Donc, vous savez, comme je l’ai dit, elle a le droit de raconter son histoire, et elle ne devrait en subir aucune répercussion. Mais le Joe Biden que je connais est quelqu'un qui a vraiment combattu pour les femmes et l’autonomisation des femmes et l’égalité et les droits des femmes.
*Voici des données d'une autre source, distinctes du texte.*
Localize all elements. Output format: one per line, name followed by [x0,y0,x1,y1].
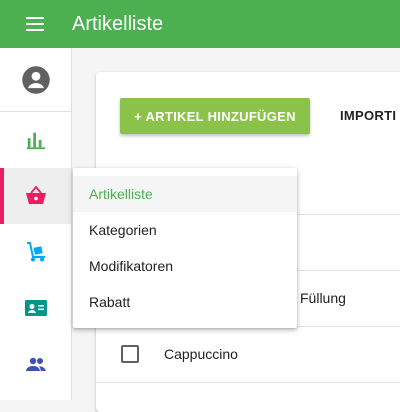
add-item-button[interactable]: + ARTIKEL HINZUFÜGEN [120,98,310,134]
people-icon [25,357,46,371]
items-submenu: Artikelliste Kategorien Modifikatoren Ra… [73,168,297,328]
sidebar [0,48,72,400]
menu-item-categories[interactable]: Kategorien [73,212,297,248]
sidebar-item-inventory[interactable] [0,224,71,280]
row-checkbox[interactable] [121,345,139,363]
page-title: Artikelliste [72,13,164,35]
menu-item-discounts[interactable]: Rabatt [73,284,297,320]
app-bar: Artikelliste [0,0,400,48]
menu-icon[interactable] [23,15,47,33]
import-button[interactable]: IMPORTI [340,108,396,123]
sidebar-item-customers[interactable] [0,336,71,392]
sidebar-item-employees[interactable] [0,280,71,336]
bar-chart-icon [26,132,45,150]
sidebar-item-reports[interactable] [0,112,71,168]
menu-item-item-list[interactable]: Artikelliste [73,176,297,212]
sidebar-item-account[interactable] [0,52,71,108]
column-header-partial: Füllung [300,290,346,306]
account-circle-icon [21,66,50,94]
sidebar-item-items[interactable] [0,168,71,224]
active-indicator [0,168,4,224]
contact-card-icon [24,300,47,316]
item-name: Cappuccino [164,346,238,362]
menu-item-modifiers[interactable]: Modifikatoren [73,248,297,284]
basket-icon [25,185,46,204]
table-divider [96,382,400,383]
hand-truck-icon [26,242,45,262]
L'affirmation du fédéraliste, dans son titre, qui disait que Harris avait dit qu'elle croyait «les accusateurs de viol de Biden», était donc fausse, à la fois parce que Harris a fait ses commentaires bien avant que Reade n'accuse Biden de viol, et parce qu'elle est la seule femme à avoir commis cette accusation. Le fédéraliste a ensuite changé son titre pour affirmer que Harris avait dit qu'elle croyait «les accusateurs de harcèlement sexuel de Biden».

Cependant, au 13 août 2020, l'article lui-même indiquait toujours que Harris «avait déclaré l'année dernière qu'elle croyait les femmes qui avaient accusé Biden d'agression sexuelle». C'est tout aussi trompeur, puisqu'aucune femme n'avait accusé Biden d'agression sexuelle lorsque Harris a fait ses remarques le 2 avril 2019.